Apollo's Private Credit Logic Is a Lot Like Goldman

Back in 2008, executives at Goldman Sachs Group Inc. were zealots for valuing their assets at exactly the prices where they could be sold. Critics said this fervor for fair value inflamed the financial crisis, while supporters argued it helped investors and lenders at least know where they stood. A similar debate seems to be coming to private credit now that Apollo Global Management Inc. and JPMorgan Chase & Co. are leading the way in marking down the value of their loan portfolios.

Two things are certain: The strongest firms will benefit most from the pressure on funds to take hits sooner rather than later; and these moves are another sign of a likely tightening supply of private credit. Today’s weaker players — the ones without the vast resources of an Apollo or who’ve maybe lent too much to ailing software companies — are just as likely to end up as zombies.

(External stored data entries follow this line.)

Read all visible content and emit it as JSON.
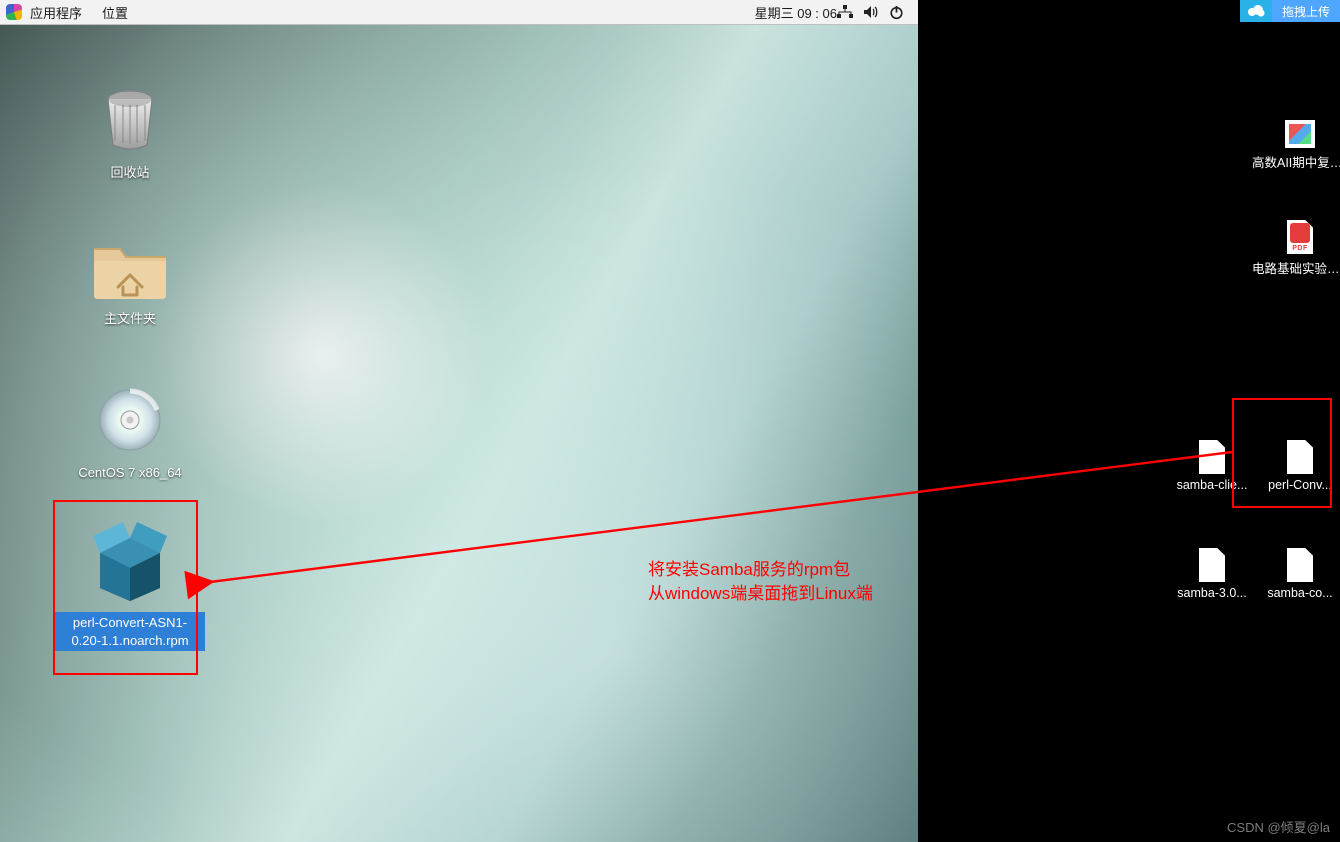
{
  "menubar": {
    "applications": "应用程序",
    "places": "位置",
    "clock": "星期三 09 : 06"
  },
  "tray_icons": {
    "network": "network-icon",
    "volume": "volume-icon",
    "power": "power-icon"
  },
  "linux_desktop": {
    "trash": "回收站",
    "home": "主文件夹",
    "disc": "CentOS 7 x86_64",
    "rpm": "perl-Convert-ASN1-0.20-1.1.noarch.rpm"
  },
  "windows_desktop": {
    "upload_label": "拖拽上传",
    "file1": "高数AII期中复习内容....",
    "file2": "电路基础实验指导书(黄...",
    "file3": "samba-clie...",
    "file4": "perl-Conv...",
    "file5": "samba-3.0...",
    "file6": "samba-co..."
  },
  "annotation": {
    "line1": "将安装Samba服务的rpm包",
    "line2": "从windows端桌面拖到Linux端"
  },
  "watermark": "CSDN @倾夏@la"
}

Apollo is gearing up to report monthly net asset values for its credit funds, John Zito, co-president of its asset-management arm, told Bloomberg News on Wednesday, and is working toward ultimately providing daily marks (what the loan is deemed to be worth in cents on the dollar). The private-capital giant already cut values in one credit fund last month. JPMorgan, meanwhile, has been telling private credit funds who borrow from the bank that it has marked down the value of some of the software debt they own, the Financial Times reported the same day. The US bank is doing this to cut its own risk as these funds often use their loan portfolios as collateral to borrow yet more money.

Apollo’s private credit rivals and JPMorgan’s peers will likely feel pressure to follow. Fears of a surge in corporate defaults and threats of disruption from artificial intelligence have already prompted rich clients to start demanding money back where they can. Managing demands for liquidity from funds that are illiquid by design is proving a challenge for a string of big firms.

Back in 2007 and 2008, Goldman’s mark-to-market philosophy helped it get ahead of the crisis in subprime mortgages and complex bonds. That led some to question whether it had been betting against its own clients. It did make sense for a firm so focused on trading to always know the price of everything. But its transparency put pressure on other banks and investors, who planned to hold loans and bonds until they matured, to take market-value losses on similar assets even if they expected to be fully paid back eventually.

In a febrile atmosphere, worries about what trouble is hiding in financial firms that don’t regularly mark their books can put off investors, hurting share prices, raising their cost of borrowing, or leading clients or depositors to pull their cash. For Goldman and other US banks also in favor of marking to market at the time, the key judgment was that it was better for their stock- and bondholders to know where asset values were than fear where they might be.